La Codificación de San Pío V
El Concilio de Trento (1545-1563) abordó la cuestión de la liturgia y formó una comisión para preparar un misal uniforme, en parte como respuesta al caos litúrgico y la diferenciación de rituales que habían surgido, exacerbados por la invención de la imprenta y aprovechados por los reformadores protestantes,.
En 1570, el Papa San Pío V promulgó la bula Quo primum, que estableció el Misal Romano. Esta codificación se basó en el rito papal, que era esencialmente similar a sus predecesores del siglo XV y el Misal adoptado y difundido por los franciscanos en el siglo XIII.
San Pío V ordenó que este Misal fuera seguido absolutamente en toda la Iglesia Latina, con la obligación de discontinuar y descartar todos los demás ritos y rúbricas de otros misales, excepto aquellos que pudieran reclamar una prescripción de al menos doscientos años,. Esta decisión tenía como objetivo establecer un único Missale Romanum para toda la Iglesia Latina, funcionando como un medio para mantener la unidad.
Revisiones Posteriores y el Misal de 1962
A lo largo de los siglos, el Misal de San Pío V experimentó revisiones menores, principalmente en las rúbricas, los textos de las Escrituras y la adición de Misas para nuevas fiestas. Estas revisiones fueron realizadas por Papas como Clemente VIII (1604), Urbano VIII (1634), y León XIII (1884), y Pío X revisó el canto (1908). Estos cambios se consideran desarrollos graduales y naturales sin interferir en la estructura o el genio de los ritos mismos.
La edición utilizada durante el Concilio Vaticano II y que se considera la forma extraordinaria actual es la que fue promulgada por el Beato Juan XXIII en 1962,. Esta edición incorpora reformas iniciadas por Pío X y Pío XII, incluyendo las reformas de la Semana Santa de 1952-1955.
La Reforma del Concilio Vaticano II
El Concilio Vaticano II, a través de la constitución Sacrosanctum Concilium, pidió la renovación y el avance de la liturgia.
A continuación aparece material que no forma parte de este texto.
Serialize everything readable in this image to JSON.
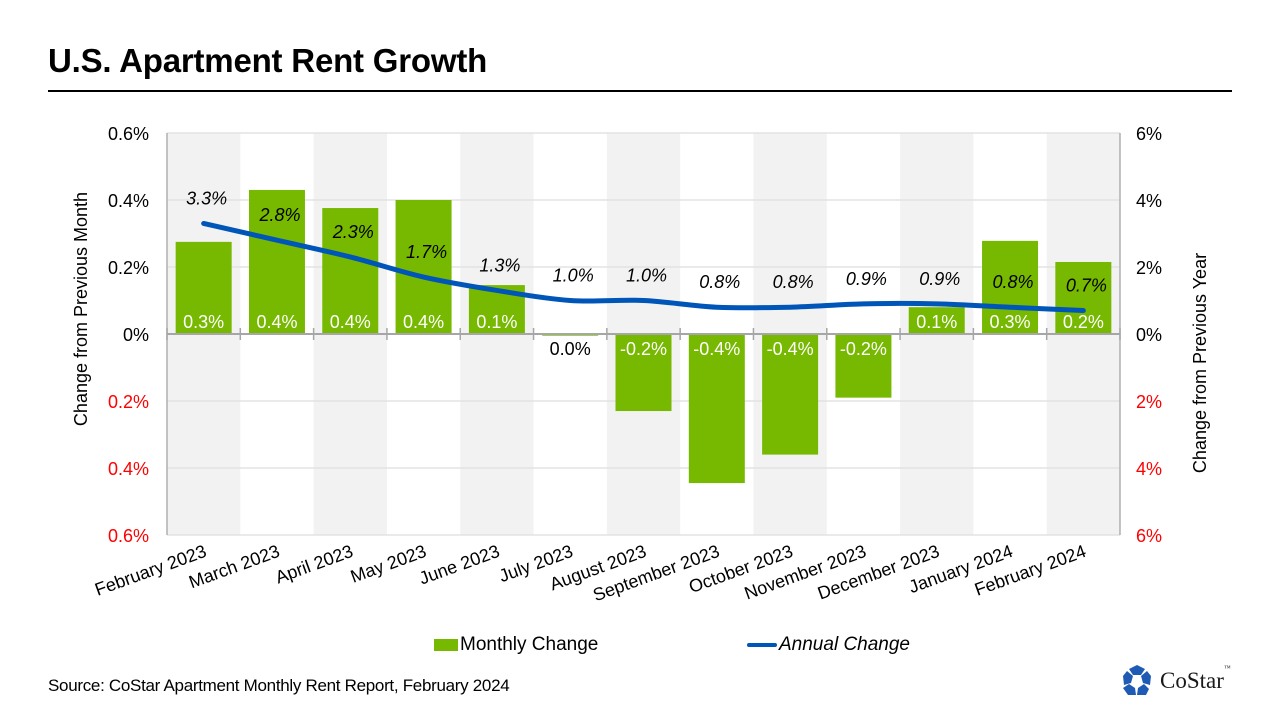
{
  "title": "U.S. Apartment Rent Growth",
  "source": "Source: CoStar Apartment Monthly  Rent Report, February 2024",
  "logo": {
    "text": "CoStar",
    "tm": "™",
    "icon": "costar-star-icon"
  },
  "colors": {
    "bar": "#76b900",
    "line": "#0055b8",
    "negative_tick": "#ff0000",
    "band": "#f2f2f2"
  },
  "chart_data": {
    "type": "bar",
    "title": "U.S. Apartment Rent Growth",
    "categories": [
      "February 2023",
      "March 2023",
      "April 2023",
      "May 2023",
      "June 2023",
      "July 2023",
      "August 2023",
      "September 2023",
      "October 2023",
      "November 2023",
      "December 2023",
      "January 2024",
      "February 2024"
    ],
    "series": [
      {
        "name": "Monthly Change",
        "type": "bar",
        "axis": "left",
        "values": [
          0.275,
          0.43,
          0.376,
          0.4,
          0.146,
          -0.005,
          -0.23,
          -0.445,
          -0.36,
          -0.19,
          0.08,
          0.278,
          0.215
        ],
        "labels": [
          "0.3%",
          "0.4%",
          "0.4%",
          "0.4%",
          "0.1%",
          "0.0%",
          "-0.2%",
          "-0.4%",
          "-0.4%",
          "-0.2%",
          "0.1%",
          "0.3%",
          "0.2%"
        ]
      },
      {
        "name": "Annual Change",
        "type": "line",
        "axis": "right",
        "values": [
          3.3,
          2.8,
          2.3,
          1.7,
          1.3,
          1.0,
          1.0,
          0.8,
          0.8,
          0.9,
          0.9,
          0.8,
          0.7
        ],
        "labels": [
          "3.3%",
          "2.8%",
          "2.3%",
          "1.7%",
          "1.3%",
          "1.0%",
          "1.0%",
          "0.8%",
          "0.8%",
          "0.9%",
          "0.9%",
          "0.8%",
          "0.7%"
        ]
      }
    ],
    "y_left": {
      "label": "Change  from Previous Month",
      "ylim": [
        -0.6,
        0.6
      ],
      "ticks": [
        {
          "value": 0.6,
          "label": "0.6%",
          "negative": false
        },
        {
          "value": 0.4,
          "label": "0.4%",
          "negative": false
        },
        {
          "value": 0.2,
          "label": "0.2%",
          "negative": false
        },
        {
          "value": 0.0,
          "label": "0%",
          "negative": false
        },
        {
          "value": -0.2,
          "label": "0.2%",
          "negative": true
        },
        {
          "value": -0.4,
          "label": "0.4%",
          "negative": true
        },
        {
          "value": -0.6,
          "label": "0.6%",
          "negative": true
        }
      ]
    },
    "y_right": {
      "label": "Change  from Previous Year",
      "ylim": [
        -6,
        6
      ],
      "ticks": [
        {
          "value": 6,
          "label": "6%",
          "negative": false
        },
        {
          "value": 4,
          "label": "4%",
          "negative": false
        },
        {
          "value": 2,
          "label": "2%",
          "negative": false
        },
        {
          "value": 0,
          "label": "0%",
          "negative": false
        },
        {
          "value": -2,
          "label": "2%",
          "negative": true
        },
        {
          "value": -4,
          "label": "4%",
          "negative": true
        },
        {
          "value": -6,
          "label": "6%",
          "negative": true
        }
      ]
    },
    "grid": true,
    "alternating_bands": true,
    "legend": {
      "position": "bottom",
      "entries": [
        {
          "label": "Monthly Change",
          "type": "bar"
        },
        {
          "label": "Annual Change",
          "type": "line"
        }
      ]
    }
  }
}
Los Obispos conciliares buscaron la plena, consciente y activa participación de todo el Pueblo de Dios en la liturgia, un tema ya indicado por Pío XII en Mediator Dei.
El Concilio ordenó que los ritos fueran revisados cuidadosamente a la luz de la sana tradición, para darles un nuevo vigor que respondiera a las circunstancias y necesidades de la época actual.
Sobre la base de estos principios, se emprendió una reforma litúrgica que culminó con el Misal Romano publicado por el Papa San Pablo VI en 1970. Este Misal, a menudo denominado el Novus Ordo Missae (Nuevo Orden de la Misa), constituye la expresión ordinaria de la lex orandi del Rito Romano.
A pesar de las diferencias, la Iglesia sostiene que ambos Misales, el anterior y el posterior al Concilio, abrazan una misma y única tradición, y que el Misal más antiguo es llevado a su cumplimiento en el nuevo.